LeaderIn: Inwiefern hilft es euch anderen, wenn ihr Rolemodels seht und was können Bestrebungen von Rolemodels sein, um eine Community oder auch individuelle Mitarbeiter:innen zu stärken?

Sophia: Als ich gehört habe, dass die Pride-Initiative gegründet wurde und da schon zwei junge Frauen mitmachen, hat mich das motiviert, mitzumachen. Da habe ich angefangen zu überlegen, wie ich mich engagieren kann. Ich möchte unbedingt auch so mutig sein und andere wissen lassen, um dann wiederum andere anzustecken, die sie selbst sein wollen.

Kathrin: Da kann ich nur zustimmen. Wenn jemand mit gutem Beispiel vorangeht, dann ziehen die Leute mit. Wenn man merkt, du bist nicht alleine und wirst es auch niemals sein. Ob du schwul, lesbisch, bi oder transgender bist. Ob du eine Frau bist oder ein Mann. Ob du aus Spanien kommst, aus Frankreich, aus China. Wenn es Rolemodels gibt, die zeigen, wie man Themen angreifen und voranbringen kann, sind die Leute ganz anders motiviert. Ich bin froh mit unserer Pride-Initiative zu erfahren, dass so viele dahinterstehen und unterstützend mitarbeiten. Das ist ein ganz tolles Gefühl und umso wichtiger sind Rolemodels auch für die Zukunft.

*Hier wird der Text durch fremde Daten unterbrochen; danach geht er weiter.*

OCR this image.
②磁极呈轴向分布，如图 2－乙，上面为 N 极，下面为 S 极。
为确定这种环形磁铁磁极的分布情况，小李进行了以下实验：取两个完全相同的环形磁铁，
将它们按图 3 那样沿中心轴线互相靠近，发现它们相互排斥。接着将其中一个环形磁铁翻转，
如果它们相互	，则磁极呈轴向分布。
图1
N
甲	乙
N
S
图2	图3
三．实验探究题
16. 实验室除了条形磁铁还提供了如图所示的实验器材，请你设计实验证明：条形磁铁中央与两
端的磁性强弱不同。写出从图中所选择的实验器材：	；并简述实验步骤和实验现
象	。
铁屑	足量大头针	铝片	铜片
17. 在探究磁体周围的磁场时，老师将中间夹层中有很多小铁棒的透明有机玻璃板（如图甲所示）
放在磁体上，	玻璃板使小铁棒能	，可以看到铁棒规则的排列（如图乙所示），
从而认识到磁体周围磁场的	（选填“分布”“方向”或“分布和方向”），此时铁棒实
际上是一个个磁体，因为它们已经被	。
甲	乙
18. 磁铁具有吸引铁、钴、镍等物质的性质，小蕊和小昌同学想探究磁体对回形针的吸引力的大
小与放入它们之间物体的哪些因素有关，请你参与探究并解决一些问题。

LeaderIn: Was zeichnet eurer Meinung nach ein diverses Arbeitsumfeld noch aus? Wie kann zum Beispiel Leadership dabei unterstützen?

Artur: Mir ist es wichtig, eine normbildende Mehrheitskultur im Unternehmen zu vermeiden. Wenn wir divers sein wollen, geht es um genau diese verschiedenen Hintergründe: Nationalitäten, ethnische Hintergründe, sexuelle Identität. Auch der soziale Hintergrund spielt eine wichtige Rolle. In Beratungsunternehmen kommt die überwiegende Mehrheit aus Akademikerhaushalten. Viele Kolleg:innen, die diesen Hintergrund nicht haben, fühlen sich vielleicht auch nicht wirklich beheimatet, wenn über Golf oder jagen als Hobbys gesprochen wird. Wenn man eine Organisation mit den besten Talenten und kreativ und innovativ sein will, kann man nicht sagen: Wir wollen die besten heterosexuellen weißen Männer, die golfen und jagen gehen. Sondern wir wollen die besten Leute für den Job und das kann alles sein. Dann muss man sich auch anstrengen, allen eine Kultur zu bieten, die eben nicht ausschließt und wo wir uns alle zu Hause fühlen können.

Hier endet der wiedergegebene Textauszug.